The correct thing to do would be to move the extraction/control point down from after each transformer block to after each expert, and then collect vectors by layer and expert, not just by layer, and likewise apply per-expert as well. Training datasets (and training time) would probably need to be larger to accommodate this. It would be nice to have, but I've been pretty busy so haven't been able to make it a priority.

ycros commented 3 months ago

So how do you support more models? I tried a simple test where I took the experiments notebook and I replaced mistralai/Mistral-7B-Instruct-v0.1 with mistralai/Mistral-7B-Instruct-v0.2 - and running with 0.2 gives me garbage outputs. I would have thought they'd be similar enough that it should just work, what am I missing?

image

ndavidson19 commented 3 months ago

@ycros Mistral-v0.2 uses a Rope Theta value of 1e6 and removed sliding window attention should be easy to fix within the model config parameters.

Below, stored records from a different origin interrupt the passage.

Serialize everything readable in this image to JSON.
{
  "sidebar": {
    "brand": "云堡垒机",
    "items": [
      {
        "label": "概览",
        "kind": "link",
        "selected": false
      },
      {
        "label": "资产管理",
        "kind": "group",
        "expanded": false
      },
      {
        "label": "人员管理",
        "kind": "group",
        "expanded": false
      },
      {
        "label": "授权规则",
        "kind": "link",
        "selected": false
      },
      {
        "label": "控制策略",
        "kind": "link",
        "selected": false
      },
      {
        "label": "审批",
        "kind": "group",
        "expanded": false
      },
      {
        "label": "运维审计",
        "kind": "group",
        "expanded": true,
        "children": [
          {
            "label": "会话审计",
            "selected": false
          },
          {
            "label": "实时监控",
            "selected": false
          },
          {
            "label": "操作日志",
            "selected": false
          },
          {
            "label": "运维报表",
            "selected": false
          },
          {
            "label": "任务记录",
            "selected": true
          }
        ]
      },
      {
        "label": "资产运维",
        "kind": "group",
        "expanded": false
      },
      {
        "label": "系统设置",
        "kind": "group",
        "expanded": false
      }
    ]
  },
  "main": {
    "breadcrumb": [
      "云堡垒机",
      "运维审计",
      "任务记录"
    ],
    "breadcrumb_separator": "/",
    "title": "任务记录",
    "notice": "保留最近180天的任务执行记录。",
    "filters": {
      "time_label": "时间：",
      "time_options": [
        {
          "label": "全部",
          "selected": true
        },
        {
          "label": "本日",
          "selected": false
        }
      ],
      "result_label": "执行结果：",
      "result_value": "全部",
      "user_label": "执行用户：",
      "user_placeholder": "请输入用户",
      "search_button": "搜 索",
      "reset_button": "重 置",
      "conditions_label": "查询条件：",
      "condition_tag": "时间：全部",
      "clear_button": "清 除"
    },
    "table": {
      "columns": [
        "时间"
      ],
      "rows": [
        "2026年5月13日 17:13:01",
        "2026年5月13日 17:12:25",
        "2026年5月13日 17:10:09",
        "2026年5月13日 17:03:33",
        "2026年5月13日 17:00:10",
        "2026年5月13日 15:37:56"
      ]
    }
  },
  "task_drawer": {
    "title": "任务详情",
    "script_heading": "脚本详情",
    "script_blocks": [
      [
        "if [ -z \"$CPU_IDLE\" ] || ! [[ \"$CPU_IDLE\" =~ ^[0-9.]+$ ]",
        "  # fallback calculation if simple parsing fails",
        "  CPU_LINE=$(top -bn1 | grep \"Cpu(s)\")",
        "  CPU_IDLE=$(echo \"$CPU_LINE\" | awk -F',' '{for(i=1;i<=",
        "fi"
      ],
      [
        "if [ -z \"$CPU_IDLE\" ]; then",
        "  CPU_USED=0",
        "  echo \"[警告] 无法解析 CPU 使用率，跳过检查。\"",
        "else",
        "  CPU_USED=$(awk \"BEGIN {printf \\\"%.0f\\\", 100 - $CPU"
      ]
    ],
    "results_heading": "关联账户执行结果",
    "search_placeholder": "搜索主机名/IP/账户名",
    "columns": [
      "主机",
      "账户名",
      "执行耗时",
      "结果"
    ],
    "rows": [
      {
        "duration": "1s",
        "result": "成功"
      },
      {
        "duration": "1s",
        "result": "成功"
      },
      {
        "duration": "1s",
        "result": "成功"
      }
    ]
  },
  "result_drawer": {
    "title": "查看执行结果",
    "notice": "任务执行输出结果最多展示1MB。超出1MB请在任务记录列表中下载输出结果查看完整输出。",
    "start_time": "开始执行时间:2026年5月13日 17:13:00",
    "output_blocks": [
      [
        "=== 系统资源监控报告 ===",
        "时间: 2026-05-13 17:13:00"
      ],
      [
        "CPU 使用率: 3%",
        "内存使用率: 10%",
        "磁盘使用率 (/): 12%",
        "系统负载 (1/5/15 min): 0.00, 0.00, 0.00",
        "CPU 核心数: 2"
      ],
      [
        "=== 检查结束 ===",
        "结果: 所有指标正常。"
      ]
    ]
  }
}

@vgel I'm interested in getting this working for the Phi-2 architecture. I might try and take a stab at it as this seems extremely powerful technique for anti-jailbreaking.

davniko commented 1 month ago

I've been playing around with this lib and got it to work with MoEs... Training the vectors is slow (quite slow) compared to dense models when training on the full all_truncated_outputs.json, and the code probably needs some refactoring/optimization.

This is using a Mixtral model (the dolphin finetune): image

MoE's seem to be able to handle larger coefficients better than other models in my short early testing. Curiously I could also get some decent results out when training the happy vector with a dataset of just 18 example pairs: image

I haven't tested it extensively yet so I don't know how robust or reliable it is tbh, but I'll push the code and an example notebook up on my fork after cleaning it up a bit, for those who might be interested (and in case @vgel is not already working on this behind the scenes).